We have previously run a few items about the age of streets in the East End district. They have been irregular very occasional and quite detailed. This year we will return to the topic and identify a number of the district's roads but in a briefer form – sufficiently short that we all may stand a chance of actually remembering the key information. For example, last year a street plate was created on screen – this one; you may remember it:
The style does not appear on any street plate in St Albans, but is increasingly appearing in a number of locations, particularly where new suburbs are appearing where there are formerly historically important roads and/or properties. Very often postcodes are added and perhaps geographic labelling to inform about the boundaries of local communities. The street plates which appear in these regular, monthly blogs are more inventive than actual. But the target has been for a road, once identified, to have its context explained in no more than two lines occupied by the sign as it might have appeared at each end of the road. So, the example above was one you have seen previously. Below begins the new series.
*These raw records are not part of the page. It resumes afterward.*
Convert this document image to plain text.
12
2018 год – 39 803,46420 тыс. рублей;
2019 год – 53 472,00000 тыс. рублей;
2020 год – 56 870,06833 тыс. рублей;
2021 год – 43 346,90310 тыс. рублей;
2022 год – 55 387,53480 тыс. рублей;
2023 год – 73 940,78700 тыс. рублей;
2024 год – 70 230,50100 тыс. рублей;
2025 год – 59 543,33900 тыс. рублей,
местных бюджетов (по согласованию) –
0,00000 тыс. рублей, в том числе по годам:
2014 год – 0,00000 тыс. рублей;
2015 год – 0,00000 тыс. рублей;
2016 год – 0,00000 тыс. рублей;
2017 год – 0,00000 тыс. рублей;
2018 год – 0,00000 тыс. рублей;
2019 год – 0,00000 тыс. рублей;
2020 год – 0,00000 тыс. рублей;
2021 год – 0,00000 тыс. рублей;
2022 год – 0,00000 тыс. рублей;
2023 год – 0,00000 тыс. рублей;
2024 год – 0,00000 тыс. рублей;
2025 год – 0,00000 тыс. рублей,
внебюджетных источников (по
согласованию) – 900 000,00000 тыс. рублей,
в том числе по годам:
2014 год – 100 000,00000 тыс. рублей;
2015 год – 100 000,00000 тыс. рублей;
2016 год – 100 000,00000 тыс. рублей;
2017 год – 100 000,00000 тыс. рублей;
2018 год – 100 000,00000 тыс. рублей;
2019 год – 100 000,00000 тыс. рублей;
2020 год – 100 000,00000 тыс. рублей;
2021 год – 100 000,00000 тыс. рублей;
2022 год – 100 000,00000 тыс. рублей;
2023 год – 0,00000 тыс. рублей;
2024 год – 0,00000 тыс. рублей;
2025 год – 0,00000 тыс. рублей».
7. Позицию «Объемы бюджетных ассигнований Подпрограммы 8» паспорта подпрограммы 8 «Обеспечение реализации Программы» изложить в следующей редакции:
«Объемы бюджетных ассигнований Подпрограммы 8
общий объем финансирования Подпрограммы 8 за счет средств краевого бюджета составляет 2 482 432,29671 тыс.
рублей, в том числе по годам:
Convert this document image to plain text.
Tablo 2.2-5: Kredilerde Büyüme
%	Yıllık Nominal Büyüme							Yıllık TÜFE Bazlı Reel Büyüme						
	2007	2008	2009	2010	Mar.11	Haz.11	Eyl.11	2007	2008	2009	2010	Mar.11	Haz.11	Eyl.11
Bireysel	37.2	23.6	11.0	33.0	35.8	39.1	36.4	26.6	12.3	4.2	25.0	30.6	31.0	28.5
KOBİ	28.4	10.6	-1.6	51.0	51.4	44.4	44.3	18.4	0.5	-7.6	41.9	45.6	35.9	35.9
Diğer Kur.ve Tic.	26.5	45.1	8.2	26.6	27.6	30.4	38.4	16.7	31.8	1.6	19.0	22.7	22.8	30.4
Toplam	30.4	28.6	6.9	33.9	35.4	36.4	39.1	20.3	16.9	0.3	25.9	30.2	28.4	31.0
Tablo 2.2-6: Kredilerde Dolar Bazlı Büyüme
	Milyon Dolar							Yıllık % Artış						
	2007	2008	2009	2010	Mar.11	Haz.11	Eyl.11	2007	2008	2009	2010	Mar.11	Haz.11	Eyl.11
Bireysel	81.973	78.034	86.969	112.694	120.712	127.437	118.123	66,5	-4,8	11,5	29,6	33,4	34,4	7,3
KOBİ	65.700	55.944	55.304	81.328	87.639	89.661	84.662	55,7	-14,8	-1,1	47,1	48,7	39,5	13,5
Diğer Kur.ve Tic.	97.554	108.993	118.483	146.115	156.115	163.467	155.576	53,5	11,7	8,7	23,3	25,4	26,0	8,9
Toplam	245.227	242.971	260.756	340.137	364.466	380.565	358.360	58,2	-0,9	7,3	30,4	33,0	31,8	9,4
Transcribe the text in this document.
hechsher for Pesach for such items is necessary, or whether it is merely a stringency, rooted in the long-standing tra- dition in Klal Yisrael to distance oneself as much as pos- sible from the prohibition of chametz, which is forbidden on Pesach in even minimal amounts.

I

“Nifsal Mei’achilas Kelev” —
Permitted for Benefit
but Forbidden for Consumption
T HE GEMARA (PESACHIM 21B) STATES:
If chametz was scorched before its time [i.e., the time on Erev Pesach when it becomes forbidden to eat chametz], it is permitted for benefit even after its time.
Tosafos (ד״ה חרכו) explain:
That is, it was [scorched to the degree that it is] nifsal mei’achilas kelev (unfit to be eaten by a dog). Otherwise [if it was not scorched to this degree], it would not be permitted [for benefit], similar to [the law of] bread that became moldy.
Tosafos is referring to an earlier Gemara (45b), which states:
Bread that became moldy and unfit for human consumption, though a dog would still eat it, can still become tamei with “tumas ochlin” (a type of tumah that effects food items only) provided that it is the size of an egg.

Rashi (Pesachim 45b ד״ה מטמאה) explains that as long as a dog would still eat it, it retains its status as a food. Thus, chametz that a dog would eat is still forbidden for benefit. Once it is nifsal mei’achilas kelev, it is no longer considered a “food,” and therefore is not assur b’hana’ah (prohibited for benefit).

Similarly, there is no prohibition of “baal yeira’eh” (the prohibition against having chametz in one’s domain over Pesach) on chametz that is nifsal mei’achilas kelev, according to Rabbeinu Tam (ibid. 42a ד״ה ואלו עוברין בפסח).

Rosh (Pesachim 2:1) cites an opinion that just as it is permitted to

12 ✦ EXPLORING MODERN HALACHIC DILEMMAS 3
A residential road off Camp Road was developed on land previously owned by Friederick (to use the original Germanic spelling) Sander, the "Orchid King". This, and other roads nearby, are named after varieties of orchid which the nursery bred and sold. Comfortably within two lines of print.
It is people's names which are the most difficult to appreciate in a street plate. A small Oaklands cul-de-sac from the 1970s feels quite homely to its residents. The rest of us may struggle to place a context to the name, but Michael Gresford Jones spent twenty years as the sixth Bishop of St Albans. This sign also squeezes in a little additional phrase telling us what Bishop Gresford Jones went on to do in his retirement.
Hedley Road is a not very straight street between Sutton Road and Ashley Road. It is on land which was once owned by an industrial manufacturer of overcoats. Alfred Nicholson also wanted to attract other manufacturers to his plots of spare land nearby. It was his prerogative, as the land owner, to name the road after his son – keep it in the family!
More street plates coming up in February.